Research interests

Our current research foci are briefly introduced below. For further research interests, please see our publications.

Episodic memory

Episodic memory is the ability to remember past events or episodes. We are interested in the dimensionality of this ability and the underlying processes. Current models of episodic memory postulate the existence of two different processes (e.g., Brainerd et al., 1999; Mandler, 1980; Yonelinas, 1994). Such dual-process models appear necessary because a one-dimensional (or single-process) account of episodic memory data seems to be inadequate. In our research, we attempt to establish the dimensionality of the data, and we compare competing process models.
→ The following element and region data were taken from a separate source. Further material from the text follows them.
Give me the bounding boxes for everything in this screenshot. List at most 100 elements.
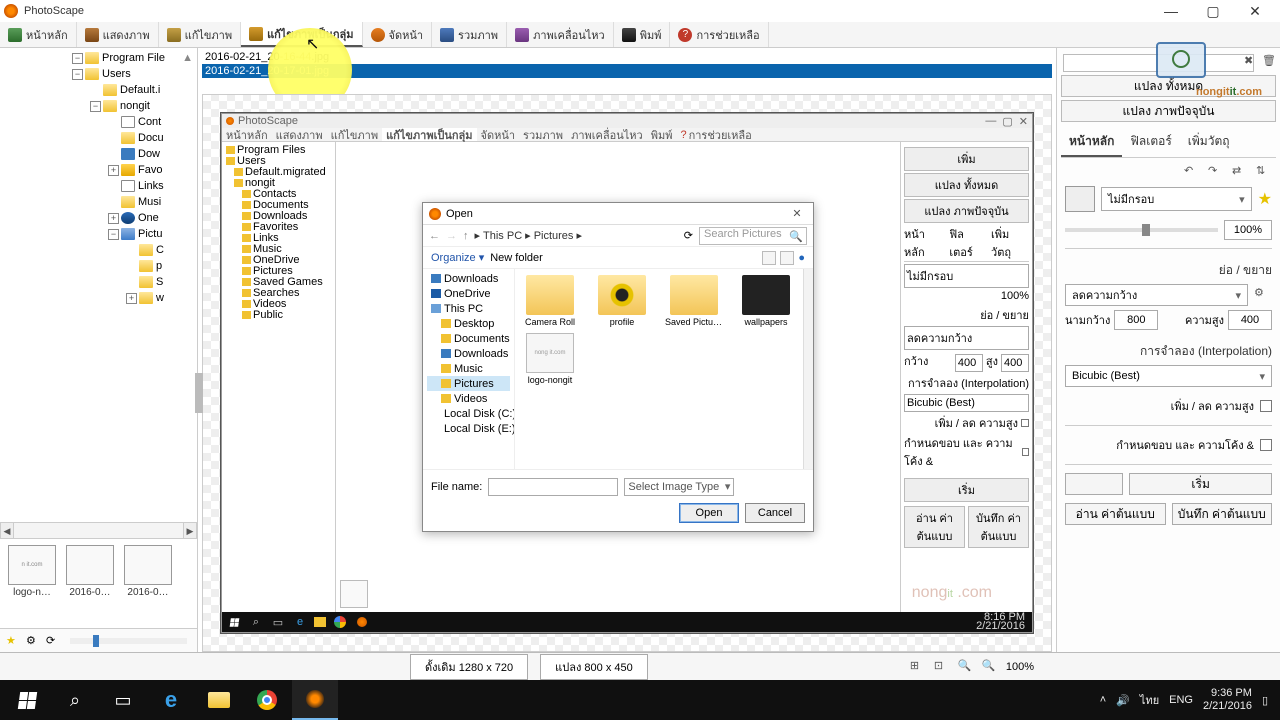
nav-back-button[interactable]: ← [429,230,440,242]
scroll-left-icon[interactable]: ◀ [0,523,14,538]
breadcrumb[interactable]: ▸This PC▸Pictures▸ [475,229,678,242]
start-button[interactable] [4,680,50,720]
nav-item[interactable]: Downloads [427,346,510,361]
tree-item[interactable]: Links [0,178,197,194]
dialog-scrollbar[interactable] [803,269,813,469]
preview-canvas[interactable]: PhotoScape —▢✕ หน้าหลัก แสดงภาพ แก้ไขภาพ… [202,94,1052,652]
trash-icon[interactable]: 🗑 [1262,54,1276,68]
refresh-icon[interactable]: ⟳ [46,634,60,648]
photoscape-button[interactable] [292,680,338,720]
tab-home[interactable]: หน้าหลัก [0,22,77,47]
ime-indicator[interactable]: ไทย [1140,691,1159,709]
search-input[interactable]: Search Pictures🔍 [699,227,807,245]
opacity-slider[interactable] [1065,228,1218,232]
tree-item[interactable]: +One [0,210,197,226]
tab-viewer[interactable]: แสดงภาพ [77,22,159,47]
size-slider[interactable] [70,638,187,644]
organize-menu[interactable]: Organize ▾ [431,251,484,264]
search-button[interactable]: ⌕ [52,680,98,720]
new-folder-button[interactable]: New folder [490,252,543,264]
nav-item[interactable]: Desktop [427,316,510,331]
refresh-icon[interactable]: ⟳ [684,229,693,242]
nav-item[interactable]: Music [427,361,510,376]
tree-item[interactable]: −Pictu [0,226,197,242]
interp-select[interactable]: Bicubic (Best) [1065,365,1272,387]
thumb-item[interactable]: n it.comlogo-n… [8,545,56,622]
filetype-select[interactable]: Select Image Type [624,478,734,496]
help-icon[interactable]: ● [798,252,805,264]
task-view-button[interactable]: ▭ [100,680,146,720]
cancel-button[interactable]: Cancel [745,503,805,523]
zoom-in-icon[interactable]: 🔍 [958,659,974,675]
favorite-icon[interactable]: ★ [1258,189,1272,209]
nav-item[interactable]: Local Disk (E:) [427,421,510,436]
splitter-handle[interactable] [195,373,203,413]
nav-up-button[interactable]: ↑ [463,230,469,242]
chrome-button[interactable] [244,680,290,720]
folder-item[interactable]: Saved Pictures [665,275,723,327]
frame-select[interactable]: ไม่มีกรอบ [1101,187,1252,211]
filename-input[interactable] [488,478,618,496]
aspect-checkbox[interactable] [1260,400,1272,412]
folder-item[interactable]: Camera Roll [521,275,579,327]
notifications-icon[interactable]: ▯ [1262,694,1268,707]
dialog-nav[interactable]: DownloadsOneDriveThis PCDesktopDocuments… [423,269,515,469]
system-tray[interactable]: ˄ 🔊 ไทย ENG 9:36 PM2/21/2016 ▯ [1100,687,1276,713]
bound-checkbox[interactable] [1260,439,1272,451]
tree-hscroll[interactable]: ◀ ▶ [0,522,197,538]
dialog-titlebar[interactable]: Open ✕ [423,203,813,225]
tree-item[interactable]: +w [0,290,197,306]
nav-item[interactable]: Local Disk (C:) [427,406,510,421]
tree-item[interactable]: −nongit [0,98,197,114]
undo-icon[interactable]: ↶ [1184,164,1200,180]
thumb-item[interactable]: 2016-0… [124,545,172,622]
tree-item[interactable]: S [0,274,197,290]
nav-item[interactable]: Pictures [427,376,510,391]
tray-chevron-icon[interactable]: ˄ [1100,694,1106,706]
gear-icon[interactable]: ⚙ [1254,286,1272,304]
tab-page[interactable]: จัดหน้า [363,22,433,47]
opacity-value[interactable]: 100% [1224,220,1272,240]
convert-current-button[interactable]: แปลง ภาพปัจจุบัน [1061,100,1276,122]
actual-icon[interactable]: ⊡ [934,659,950,675]
gear-icon[interactable]: ⚙ [26,634,40,648]
remove-icon[interactable]: ✖ [1244,54,1258,68]
tree-item[interactable]: C [0,242,197,258]
maximize-button[interactable]: ▢ [1192,0,1234,22]
folder-tree[interactable]: −Program File▲−UsersDefault.i−nongitCont… [0,48,197,522]
clock[interactable]: 9:36 PM2/21/2016 [1203,687,1252,713]
tree-item[interactable]: −Program File▲ [0,50,197,66]
scroll-right-icon[interactable]: ▶ [183,523,197,538]
start-button[interactable]: เริ่ม [1129,473,1272,495]
tree-item[interactable]: −Users [0,66,197,82]
nav-item[interactable]: OneDrive [427,286,510,301]
tab-print[interactable]: พิมพ์ [614,22,671,47]
dialog-items[interactable]: Camera Roll profile Saved Pictures wallp… [515,269,803,469]
tree-item[interactable]: +Favo [0,162,197,178]
rtab-object[interactable]: เพิ่มวัตถุ [1180,128,1238,157]
load-preset-button[interactable]: อ่าน ค่าต้นแบบ [1065,503,1166,525]
tree-item[interactable]: Default.i [0,82,197,98]
edge-button[interactable]: e [148,680,194,720]
tree-item[interactable]: Cont [0,114,197,130]
image-item[interactable]: nong it.comlogo-nongit [521,333,579,385]
tree-item[interactable]: Musi [0,194,197,210]
view-options-button[interactable] [780,251,794,265]
nav-item[interactable]: Videos [427,391,510,406]
close-button[interactable]: ✕ [1234,0,1276,22]
fit-icon[interactable]: ⊞ [910,659,926,675]
explorer-button[interactable] [196,680,242,720]
flip-h-icon[interactable]: ⇄ [1232,164,1248,180]
tree-item[interactable]: Dow [0,146,197,162]
nav-item[interactable]: Downloads [427,271,510,286]
dialog-close-button[interactable]: ✕ [787,207,807,220]
tab-combine[interactable]: รวมภาพ [432,22,507,47]
tab-editor[interactable]: แก้ไขภาพ [159,22,241,47]
open-button[interactable]: Open [679,503,739,523]
lang-indicator[interactable]: ENG [1169,694,1193,706]
nav-item[interactable]: This PC [427,301,510,316]
height-input[interactable]: 400 [1228,310,1272,330]
rtab-filter[interactable]: ฟิลเตอร์ [1122,128,1179,157]
nav-fwd-button[interactable]: → [446,230,457,242]
tree-item[interactable]: p [0,258,197,274]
Brainerd, C. J., Reyna, V. F., & Mojardin, A. H. (1999). Conjoint recognition. Psychological Review, 106, 160–179. doi:10.1037/0033-295X.106.1.160

Mandler, G. (1980). Recognizing: The judgment of previous occurrence. Psychological Review, 87, 252–271. doi:10.1037/0033-295X.87.3.252

Yonelinas, A. P. (1994). Receiver-operating characteristics in recognition memory: Evidence for a dual-process model. Journal of Experimental Psychology: Learning, Memory, and Cognition, 20, 1341–1354. doi:10.1037/0278-7393.20.6.1341


Evaluative Conditioning

The evaluation of a neutral stimulus changes when it is paired with another (positive or negative) stimulus. This effect is called evaluative conditioning (EC). We investigate the role of conscious awareness in the generation of this effect: Does EC depend on participants’ awareness of the pairing, or can it occur without conscious awareness?

Hütter, M., Sweldens, S., Stahl, C., Unkelbach, C., & Klauer, K. C. (2012). Dissociating Contingency Awareness and Conditioned Attitudes: Evidence of Contingency-Unaware Evaluative Conditioning. Journal of Experimental Psychology: General, 141, 539-557.

Stahl, C., Unkelbach, C., & Corneille, O. (2009). On the respective contributions of awareness of US valence and US identity in valence acquisition through evaluative conditioning. Journal of Personality and Social Psychology, 97, 404-420.


Implicit Learning

Implicit learning refers to the non-conscious effects of prior information processing on subsequent behaviour (Cleeremans, 2009). While it is generally accepted that both implicit and explicit learning exist, there is ongoing debate what essentially is the difference of implicit (unconscious) versus explicit (conscious) processing, and how these processes could be adequately measured. Starting from a standard implicit learning paradigm, we investigate several behavioural measures of implicit and explicit memory.

Cleeremans, A. (2009). Implicit Learning and Implicit Memory. In W. P. Banks (Ed.), Encyclopedia of Consciousness (Vol. 1, pp. 369-381). Oxford: Elsevier.